Gong Cha queues reflect the wonders of capitalism
This past weekend saw the return of bubble tea chain Gong Cha at their new store at Singpost Centre at Paya Lebar. And what a scene we witnessed, as scores of Singaporeans queued up as early as the night before just to get a taste of their favourite bubble tea.
Such queues are not exactly uncommon in a country where Singaporeans are known to be kiasu and rather consumeristic. Just a while ago, similar queues formed for the release of the iPhone X at the Apple Store. Singaporeans love their food and their gadgets, we get that.
But understandably, some may choose to roll their eyes at what looks like superficial frivolity. I’ve had a couple individuals comment to me the past few days about how when it comes to issues of greater importance, Singaporeans are rather muted and passive, but are “number 1” when it comes to queuing for bubble tea.

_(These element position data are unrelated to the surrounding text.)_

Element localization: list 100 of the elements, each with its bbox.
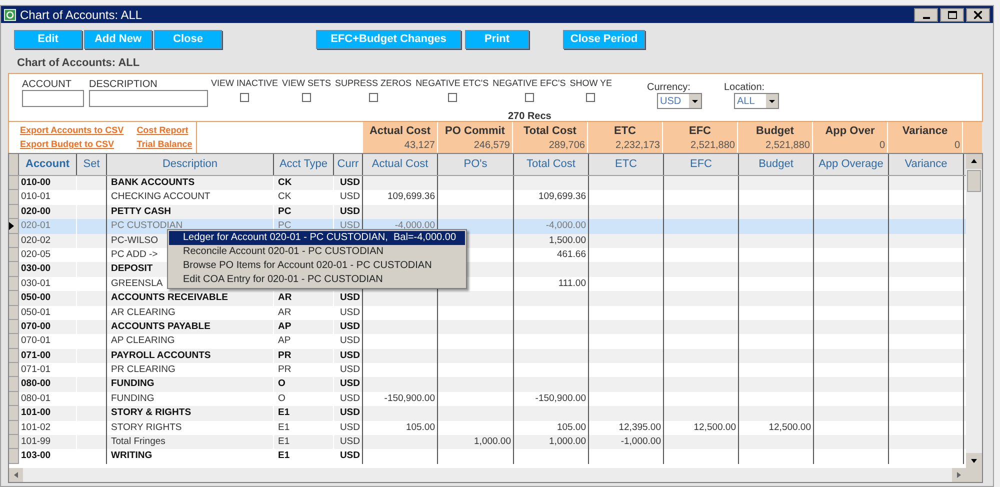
table-cell: WRITING	[111, 450, 152, 462]
table-cell: STORY RIGHTS	[111, 422, 182, 433]
table-cell: PR CLEARING	[111, 364, 176, 376]
table-cell: 105.00	[556, 422, 586, 433]
table-cell: -4,000.00	[394, 220, 435, 232]
table-cell: 070-00	[21, 320, 51, 332]
table-cell: CK	[278, 177, 292, 188]
table-cell: USD	[340, 378, 360, 390]
table-cell: USD	[340, 436, 360, 448]
field-label: ACCOUNT	[22, 78, 72, 90]
table-cell: 020-05	[21, 248, 51, 260]
checkbox-label: VIEW SETS	[282, 77, 332, 90]
table-cell: FUNDING	[111, 378, 154, 390]
table-cell: PETTY CASH	[111, 206, 172, 217]
table-cell: 050-01	[21, 306, 51, 318]
table-cell: 071-00	[21, 350, 51, 361]
table-cell: FUNDING	[111, 392, 154, 404]
table-cell: Total Fringes	[111, 436, 166, 448]
table-cell: PAYROLL ACCOUNTS	[111, 350, 211, 361]
table-cell: AP	[278, 320, 292, 332]
table-cell: USD	[340, 350, 360, 361]
summary-label: App Over	[824, 124, 876, 138]
checkbox-label: VIEW INACTIVE	[211, 77, 278, 90]
field-label: DESCRIPTION	[89, 78, 158, 90]
table-cell: 101-02	[21, 422, 51, 433]
table-cell: USD	[340, 364, 360, 376]
page-heading: Chart of Accounts: ALL	[17, 56, 141, 69]
table-cell: AR	[278, 292, 292, 304]
table-cell: PC-WILSO	[111, 234, 158, 246]
table-cell: USD	[340, 450, 360, 462]
table-cell: AR	[278, 306, 292, 318]
table-cell: USD	[340, 320, 360, 332]
table-cell: 020-02	[21, 234, 51, 246]
table-cell: E1	[278, 407, 290, 418]
table-cell: 461.66	[556, 248, 586, 260]
summary-label: PO Commit	[444, 124, 506, 138]
table-cell: AP CLEARING	[111, 335, 175, 346]
table-cell: 111.00	[558, 278, 586, 289]
summary-value: 2,521,880	[764, 139, 811, 153]
dropdown-label: Currency:	[647, 81, 692, 93]
summary-label: Budget	[755, 124, 795, 138]
table-cell: 12,500.00	[768, 422, 811, 433]
summary-value: 2,521,880	[690, 139, 736, 153]
summary-label: EFC	[688, 124, 712, 138]
summary-value: 0	[953, 139, 961, 153]
table-cell: CHECKING ACCOUNT	[111, 191, 210, 202]
table-cell: BANK ACCOUNTS	[111, 177, 195, 188]
table-cell: E1	[278, 450, 290, 462]
summary-value: 246,579	[472, 139, 511, 153]
table-cell: 030-00	[21, 263, 51, 274]
table-cell: 109,699.36	[538, 191, 586, 202]
table-cell: -4,000.00	[546, 220, 586, 232]
table-cell: 1,000.00	[549, 436, 586, 448]
table-cell: PR	[278, 364, 292, 376]
table-cell: 070-01	[21, 335, 51, 346]
table-cell: PC	[278, 206, 292, 217]
table-cell: USD	[340, 220, 360, 232]
table-cell: GREENSLA	[111, 278, 163, 289]
table-cell: 12,395.00	[618, 422, 661, 433]
table-cell: 1,000.00	[474, 436, 511, 448]
checkbox-label: SHOW YE	[570, 77, 612, 90]
table-cell: -150,900.00	[384, 392, 435, 404]
table-cell: USD	[340, 206, 360, 217]
table-cell: PR	[278, 350, 292, 361]
checkbox-label: NEGATIVE ETC'S	[416, 77, 489, 90]
checkbox-label: SUPRESS ZEROS	[335, 77, 412, 90]
summary-label: Variance	[901, 124, 949, 138]
table-cell: 050-00	[21, 292, 51, 304]
table-cell: USD	[340, 335, 360, 346]
table-cell: PC ADD ->	[111, 248, 158, 260]
checkbox-label: NEGATIVE EFC'S	[492, 77, 566, 90]
table-cell: 080-00	[21, 378, 51, 390]
summary-value: 43,127	[403, 139, 436, 153]
table-cell: 030-01	[21, 278, 51, 289]
table-cell: AP	[278, 335, 291, 346]
table-cell: USD	[340, 407, 360, 418]
summary-label: Total Cost	[522, 124, 578, 138]
table-cell: -150,900.00	[535, 392, 586, 404]
table-cell: E1	[278, 436, 290, 448]
table-cell: USD	[340, 306, 360, 318]
window-title: Chart of Accounts: ALL	[20, 6, 142, 24]
dropdown-value: USD	[659, 94, 682, 108]
summary-value: 0	[878, 139, 886, 153]
summary-label: ETC	[613, 124, 637, 138]
table-cell: 1,500.00	[549, 234, 586, 246]
table-cell: STORY & RIGHTS	[111, 407, 192, 418]
table-cell: O	[278, 392, 286, 404]
summary-value: 2,232,173	[614, 139, 661, 153]
table-cell: 080-01	[21, 392, 51, 404]
table-cell: 12,500.00	[694, 422, 736, 433]
dropdown-value: ALL	[736, 94, 755, 108]
table-cell: 101-99	[21, 436, 51, 448]
table-cell: 020-00	[21, 206, 51, 217]
table-cell: 010-01	[21, 191, 51, 202]
table-cell: ACCOUNTS PAYABLE	[111, 320, 210, 332]
table-cell: 103-00	[21, 450, 51, 462]
table-cell: -1,000.00	[620, 436, 661, 448]
dropdown-label: Location:	[724, 81, 766, 93]
table-cell: DEPOSIT	[111, 263, 153, 274]
table-cell: E1	[278, 422, 290, 433]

Indeed, the online journalist Kirsten Han expressed a similar sentiment in a Facebook post:
Put that way, it does seem as if capitalism promotes such superficial consumer behaviour, and distracts Singaporeans away from weightier matters. But I would like to use this opportunity to suggest another perspective: that these long queues we saw the past weekend are a great sign. They reflect the wonders of the capitalist, free market economic system that we enjoy, and that has enriched much of humanity the past few centuries.
When we roll our eyes at the Singaporeans queuing for the latest bubble tea, we should ask: what is the alternative? In socialist societies, long queues are present too, but for a very different purpose. Take the following picture depicting life in Romania about 40 years ago under communism, where ordinary people queued up for bread. Today, they queue up for Apple products. Capitalism turns luxuries into necessities while socialism turns necessities into luxuries.
So whenever we try to make a mockery of Singaporeans queuing for Gong Cha bubble tea as unfortunate pawns of the capitalist system, we should remember the many millions of people living in less economically free societies who would swap queues. We should think of the scores of people who in this 21st century still live under socialist regimes and experience serious shortages and food rations.
This above picture is from Venezuela, and reflects the severe shortages of food and basic necessities ordinary people experience. The BBC article in 2015 “The surreal world of Venezuela’s queues”, dives into how such goods are heavily regulated by the government. When free market forces are shunted, people have to queue up for food.
Queues tell us a lot about the virtues or vices of the economic system we find ourselves in. I like to say that in socialism, you queue up for bread, and under capitalism, bread (or in Singapore’s case, Gong Cha) queues up for you.
So I’m not perturbed whenever I see long snaking queues forming in Singapore. In fact, I get overwhelmed by a deep sense of gratitude that I happen to be born in a country where I GET TO have the luxury of time and resources to spend an entire night just to indulge in a consumer fad. I feel the joy of living under capitalism and hope that the less fortunate under socialism can join me too.
Don’t get too comfortable sitting in your first world living room and pontificating on your first world computer about how Singaporeans have become soulless cogs in the capitalist system. Venezuelans, North Koreans, Cubans would gladly switch places with you as they desire the materialism of capitalism. Check your privilege.